In [1]:
import spacy

In [2]:
nlp = spacy.load('en_core_web_sm')

In [3]:
doc = nlp(u"This is the first sentence. This is another sentence. This is the last sentence.")

In [4]:
for sent in doc.sents:
    print(sent)

This is the first sentence.
This is another sentence.
This is the last sentence.


In [5]:
#we can look up tokens as doc[0] but we cant use doc.sents[0]..
#because doc.sents is not an object. rather it is a generator
#therefore to use/get the sentences we need to make a list of the doc.sents, then use indexing

In [6]:
sentences = list(doc.sents)

In [7]:
sentences

[This is the first sentence.,
 This is another sentence.,
 This is the last sentence.]

In [8]:
sentences[1]

This is another sentence.

In [9]:
type(sentences)

list

In [10]:
type(list(doc.sents)[0])

spacy.tokens.span.Span

In [11]:
#the doc.sents seperates/generates sentences based on full stop. But we can have a custom dataset
#where we want to seperate the sentences by ; or a :
#for that we need to write our own sentence seperator/our own custom rule

In [12]:
doc = nlp(u'"Management is doing the right things; leadership is doing the right things." -Peter Drucker')

In [13]:
doc.text

'"Management is doing the right things; leadership is doing the right things." -Peter Drucker'

In [14]:
for sent in doc.sents:
    print(sent)
    print('\n')

"Management is doing the right things; leadership is doing the right things."


-Peter Drucker




In [15]:
#ADD A SEGMENTATION RULE


In [16]:
def set_custom_boundaries(doc):
    for token in doc[:-1]:     #doc[:-1] takes all tokens from the start excluding the last one
                                 #token.i gives the index of that token
        if token.text == ';':
            doc[token.i+1].is_sent_start = True
    return doc

In [17]:
nlp.add_pipe(set_custom_boundaries, before = 'parser')
nlp.pipe_names

['tagger', 'set_custom_boundaries', 'parser', 'ner']

In [18]:
doc[:-1]

"Management is doing the right things; leadership is doing the right things." -Peter

In [19]:
doc4 = nlp(u'"Management is doing the right things; leadership is doing the right things." -Peter Drucker')

In [20]:
for sent in doc4.sents:
    print(sent)

"Management is doing the right things;
leadership is doing the right things."
-Peter Drucker


In [21]:
#CHANGE SEGMENTATION RULES

In [22]:
nlp = spacy.load('en_core_web_sm')

In [23]:
mystring = u"This is a sentence.
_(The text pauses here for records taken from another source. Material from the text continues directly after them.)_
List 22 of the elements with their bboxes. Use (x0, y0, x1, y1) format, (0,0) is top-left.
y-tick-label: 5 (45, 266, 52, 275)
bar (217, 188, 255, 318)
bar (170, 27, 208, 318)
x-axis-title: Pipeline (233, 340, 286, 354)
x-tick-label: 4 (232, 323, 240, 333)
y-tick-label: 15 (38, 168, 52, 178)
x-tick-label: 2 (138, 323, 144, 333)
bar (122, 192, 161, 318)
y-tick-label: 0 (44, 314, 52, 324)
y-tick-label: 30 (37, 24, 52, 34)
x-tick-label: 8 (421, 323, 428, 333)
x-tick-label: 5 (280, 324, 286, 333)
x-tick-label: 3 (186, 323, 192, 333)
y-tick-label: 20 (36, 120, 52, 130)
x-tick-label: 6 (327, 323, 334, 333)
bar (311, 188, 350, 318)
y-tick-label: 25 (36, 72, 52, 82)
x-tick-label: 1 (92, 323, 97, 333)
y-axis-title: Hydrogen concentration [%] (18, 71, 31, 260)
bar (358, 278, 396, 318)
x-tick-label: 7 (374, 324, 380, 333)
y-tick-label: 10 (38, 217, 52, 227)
This is another.\n\nThis is a \nthird sentence."

In [24]:
print(mystring)

This is a sentence. This is another.

This is a 
third sentence.


In [25]:
doc = nlp(mystring)

In [26]:
for sent in doc.sents:
    print(sent)

This is a sentence.
This is another.


This is a 
third sentence.


In [27]:
#to change the rules

from spacy.pipeline import SentenceSegmenter

In [28]:
def split_on_newlines(doc):
    start = 0
    seen_newline = False
    
    for token in doc:
        if seen_newline:
            yield doc[start:token.i]
            start = token.i
            seen_newline = False
        elif token.text.startswith('\n'):
            seen_newline = True
            
    yield doc[start:]
    

In [29]:
sbd = SentenceSegmenter(nlp.vocab, strategy=split_on_newlines)

In [30]:
nlp.add_pipe(sbd)

In [31]:
#we have to redefine the string on the new pipeline
doc = nlp(mystring)

In [32]:
for sent in doc.sents:
    print(sent)

This is a sentence. This is another.


This is a 

third sentence.